Frank Krosnicki, Loveland
Patrolling the U.S. border
Re: “Tancredo assails Border Patrol agent,” May 22 news story.
I wonder if the Border Patrol officials have ever considered utilizing the citizens who make up the Minuteman Patrol as a helpful resource in the same way the Denver Police work with the Guardian Angels. It is clear that the Border Patrol has not been able to effectively control the borders, especially “due to efforts by the Mexican government to move border crossers to other areas in order to avoid a confrontation,” as described in The Post’s article. The Mexican government is actively working against the United States, and it’s time we recognize it and do something concrete about stopping these illegal crossings. If millions of Mexicans can make it across the border, so can someone carrying a nuclear device.
Joanie Jones, Denver
Fired beer worker a slave?
Re: “Didn’t the U.S. ban slavery?” May 22 Ed Quillen column.
The 13th Amendment to the U.S. Constitution did not entirely ban slavery. A careful reading reveals an exemption for “punishment for crime whereof the party shall have been duly convicted … .” I understand that in the 1870s, at least one former state of the Confederacy declared all of its prisoners to be slaves.
Despite the asinine treatment towards Russ Hopkins (who was fired by a Budweiser distributor for drinking a Coors in public), to compare his situation to that of slavery as practiced in the U.S. trivializes that history. Slavery not only deprived people of any choices regarding their labor, it was also a history of rape, torture and murder. In many states, including in the North, enslaved African-Americans were denied access to the court system, something not denied Hopkins. To link slavery with Hopkins and his having to “heed Massa” seems excessive.
Lastly, de facto slavery (slavery by practice) continues in the U.S. A myriad of publications have documented sexual slaves, mostly women and children from Eastern Europe and other areas of the world, caught up in that particular traffic here.
George H. Junne Jr., Greeley
The writer is professor and chair of Africana Studies at the University of Northern Colorado.

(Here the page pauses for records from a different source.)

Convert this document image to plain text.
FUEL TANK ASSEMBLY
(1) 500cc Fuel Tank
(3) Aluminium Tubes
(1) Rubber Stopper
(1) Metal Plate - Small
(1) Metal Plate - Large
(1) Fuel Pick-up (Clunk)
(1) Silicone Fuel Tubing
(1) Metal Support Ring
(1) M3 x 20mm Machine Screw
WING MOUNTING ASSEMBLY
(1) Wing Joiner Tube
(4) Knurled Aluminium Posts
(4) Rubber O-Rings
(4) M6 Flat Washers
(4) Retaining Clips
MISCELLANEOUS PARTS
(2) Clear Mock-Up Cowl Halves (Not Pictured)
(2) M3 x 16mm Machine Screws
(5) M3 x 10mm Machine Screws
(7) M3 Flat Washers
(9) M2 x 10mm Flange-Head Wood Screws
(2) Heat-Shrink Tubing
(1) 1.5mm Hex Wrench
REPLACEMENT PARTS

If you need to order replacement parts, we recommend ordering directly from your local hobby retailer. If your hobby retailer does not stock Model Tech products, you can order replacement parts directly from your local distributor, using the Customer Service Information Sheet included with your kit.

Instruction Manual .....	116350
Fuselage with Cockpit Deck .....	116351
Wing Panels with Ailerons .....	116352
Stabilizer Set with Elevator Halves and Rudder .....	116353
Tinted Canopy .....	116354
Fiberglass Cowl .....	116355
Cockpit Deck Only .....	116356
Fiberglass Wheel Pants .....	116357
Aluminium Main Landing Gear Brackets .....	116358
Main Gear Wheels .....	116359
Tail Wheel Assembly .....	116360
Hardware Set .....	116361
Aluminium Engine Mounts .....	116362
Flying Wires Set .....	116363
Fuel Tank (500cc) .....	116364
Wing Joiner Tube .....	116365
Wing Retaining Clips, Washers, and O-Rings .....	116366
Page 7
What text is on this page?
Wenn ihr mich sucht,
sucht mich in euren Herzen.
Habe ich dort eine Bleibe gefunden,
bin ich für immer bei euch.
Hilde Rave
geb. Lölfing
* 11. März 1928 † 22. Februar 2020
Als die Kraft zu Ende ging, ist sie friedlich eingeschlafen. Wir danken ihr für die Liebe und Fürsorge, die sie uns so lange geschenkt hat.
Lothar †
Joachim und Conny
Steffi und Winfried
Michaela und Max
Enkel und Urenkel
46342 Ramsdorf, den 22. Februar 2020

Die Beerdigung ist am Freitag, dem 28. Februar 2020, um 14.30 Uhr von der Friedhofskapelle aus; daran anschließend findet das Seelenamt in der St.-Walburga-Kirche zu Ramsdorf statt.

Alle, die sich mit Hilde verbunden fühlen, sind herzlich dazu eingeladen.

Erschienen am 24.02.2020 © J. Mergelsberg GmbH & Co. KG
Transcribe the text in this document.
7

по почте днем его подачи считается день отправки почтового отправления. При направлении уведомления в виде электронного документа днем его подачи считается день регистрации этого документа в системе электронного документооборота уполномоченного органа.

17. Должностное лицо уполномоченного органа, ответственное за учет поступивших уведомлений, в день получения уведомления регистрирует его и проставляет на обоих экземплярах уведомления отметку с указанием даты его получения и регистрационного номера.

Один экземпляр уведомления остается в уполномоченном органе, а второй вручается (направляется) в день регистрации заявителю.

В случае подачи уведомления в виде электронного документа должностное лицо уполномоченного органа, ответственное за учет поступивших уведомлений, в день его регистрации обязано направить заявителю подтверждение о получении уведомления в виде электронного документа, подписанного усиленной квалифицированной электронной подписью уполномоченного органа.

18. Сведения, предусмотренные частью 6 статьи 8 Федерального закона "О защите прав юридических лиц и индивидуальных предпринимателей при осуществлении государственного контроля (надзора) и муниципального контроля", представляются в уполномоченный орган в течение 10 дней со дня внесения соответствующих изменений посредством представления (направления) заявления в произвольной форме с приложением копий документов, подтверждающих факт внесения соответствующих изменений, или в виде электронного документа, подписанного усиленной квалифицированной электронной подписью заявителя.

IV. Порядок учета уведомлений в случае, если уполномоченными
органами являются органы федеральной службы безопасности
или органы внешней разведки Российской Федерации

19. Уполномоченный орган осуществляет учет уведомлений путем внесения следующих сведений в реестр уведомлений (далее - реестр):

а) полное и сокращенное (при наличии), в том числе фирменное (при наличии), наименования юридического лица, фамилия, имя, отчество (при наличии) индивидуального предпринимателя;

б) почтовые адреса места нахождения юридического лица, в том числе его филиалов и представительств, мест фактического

TO THE POINT: Short takes from readers
For his part in the recent Senate compromise, Ken Salazar has been attacked by two groups: the extreme right and the extreme left. That’s a good indication his position is probably in accord with the thinking of most of the American people, and most of the people of Colorado.
Richard P. DeTar, Denver
If illegal aliens are “needed” because of a maid-gardener-nanny crisis, then the elites should eat lobster out of cans or learn to cook; mow their own lawns or pave over; and raise their own children or stop irresponsibly having them.
Paul Karmi, Carbondale
You can keep making fun of Tom Tancredo all you want, but if he ran for president right now, he’d be elected – because we the people are tired of foreigners invading, occupying and destroying America.
Mary Jane Eaklor, Penrose
I know that there is some reason for displaying photos in public of Saddam Hussein in his underwear, but, at the risk of sounding stupid, what is that reason?
Mark Kness, Boulder
With all of the publicity and Muslim outrage of the picture of Saddam Hussein in his skivvies, I would ask the Muslim community and the rest of the world: Is this any more embarrassing than pictures of Muslim terrorists beheading innocent citizens who are trying to help their community?

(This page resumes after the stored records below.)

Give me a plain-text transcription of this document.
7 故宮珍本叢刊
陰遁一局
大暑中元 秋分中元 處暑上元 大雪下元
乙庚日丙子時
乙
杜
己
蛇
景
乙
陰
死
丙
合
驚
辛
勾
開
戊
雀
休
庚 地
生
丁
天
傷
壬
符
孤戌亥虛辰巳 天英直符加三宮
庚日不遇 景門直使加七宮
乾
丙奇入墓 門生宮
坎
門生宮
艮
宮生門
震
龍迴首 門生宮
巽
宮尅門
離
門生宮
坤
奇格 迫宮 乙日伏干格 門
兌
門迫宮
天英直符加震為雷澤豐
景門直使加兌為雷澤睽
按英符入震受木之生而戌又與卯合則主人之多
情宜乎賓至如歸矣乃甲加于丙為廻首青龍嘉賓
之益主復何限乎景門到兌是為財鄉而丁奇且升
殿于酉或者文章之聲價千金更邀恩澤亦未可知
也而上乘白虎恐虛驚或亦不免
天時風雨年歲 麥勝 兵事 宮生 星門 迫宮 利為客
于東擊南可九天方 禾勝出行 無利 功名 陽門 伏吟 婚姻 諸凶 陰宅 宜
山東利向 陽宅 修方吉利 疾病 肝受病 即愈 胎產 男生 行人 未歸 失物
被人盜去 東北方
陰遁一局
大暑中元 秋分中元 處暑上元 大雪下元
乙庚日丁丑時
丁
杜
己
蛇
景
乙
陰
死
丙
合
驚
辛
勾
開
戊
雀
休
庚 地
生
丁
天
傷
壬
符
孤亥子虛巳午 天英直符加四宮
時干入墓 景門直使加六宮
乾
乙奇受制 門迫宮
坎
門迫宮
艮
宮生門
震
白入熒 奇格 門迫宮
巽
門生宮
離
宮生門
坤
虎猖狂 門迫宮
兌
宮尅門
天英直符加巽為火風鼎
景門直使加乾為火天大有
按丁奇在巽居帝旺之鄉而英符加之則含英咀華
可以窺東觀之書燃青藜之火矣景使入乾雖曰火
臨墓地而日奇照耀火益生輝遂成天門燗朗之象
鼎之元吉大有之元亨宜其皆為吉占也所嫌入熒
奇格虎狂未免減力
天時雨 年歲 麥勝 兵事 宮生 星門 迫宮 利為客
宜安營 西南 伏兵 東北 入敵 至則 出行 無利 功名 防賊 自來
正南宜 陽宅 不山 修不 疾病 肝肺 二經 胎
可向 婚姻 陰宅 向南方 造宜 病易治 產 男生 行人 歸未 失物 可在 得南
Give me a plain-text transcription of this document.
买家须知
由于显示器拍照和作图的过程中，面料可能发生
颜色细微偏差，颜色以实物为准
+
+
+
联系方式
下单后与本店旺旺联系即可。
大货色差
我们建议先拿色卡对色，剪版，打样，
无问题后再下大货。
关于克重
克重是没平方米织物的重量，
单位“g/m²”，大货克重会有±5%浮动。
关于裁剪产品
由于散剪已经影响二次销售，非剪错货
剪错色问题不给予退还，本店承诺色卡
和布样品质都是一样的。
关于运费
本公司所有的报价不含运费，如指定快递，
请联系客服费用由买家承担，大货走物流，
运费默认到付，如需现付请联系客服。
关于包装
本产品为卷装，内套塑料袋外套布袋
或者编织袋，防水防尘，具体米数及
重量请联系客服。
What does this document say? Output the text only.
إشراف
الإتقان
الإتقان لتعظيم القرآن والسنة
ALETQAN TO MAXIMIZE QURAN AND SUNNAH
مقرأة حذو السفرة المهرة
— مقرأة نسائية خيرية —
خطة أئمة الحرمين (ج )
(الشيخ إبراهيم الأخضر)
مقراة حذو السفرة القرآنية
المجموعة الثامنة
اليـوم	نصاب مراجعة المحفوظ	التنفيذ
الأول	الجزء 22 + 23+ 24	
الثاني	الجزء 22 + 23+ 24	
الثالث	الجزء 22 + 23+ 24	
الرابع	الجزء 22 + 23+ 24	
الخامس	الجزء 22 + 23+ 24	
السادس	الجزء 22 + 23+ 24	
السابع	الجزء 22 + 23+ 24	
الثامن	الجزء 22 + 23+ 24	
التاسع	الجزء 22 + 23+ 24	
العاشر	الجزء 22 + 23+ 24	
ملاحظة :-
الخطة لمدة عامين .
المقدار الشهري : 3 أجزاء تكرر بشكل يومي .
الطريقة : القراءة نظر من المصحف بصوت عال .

Keith Wanklyn, Highlands Ranch
The only way I am going to believe a politician has a fix for Social Security is when the president, senators and congressmen give up their sweetheart retirement deals and live by the same laws they pass. Until then, it’s all special interest talking. Tax and spend or give to the rich.
Don Marshall, Aurora
It is laughable and at the same time tragic that while first lady Laura Bush is pushing for “women’s rights” in the Middle East, her husband is systematically destroying the rights of the women in this country.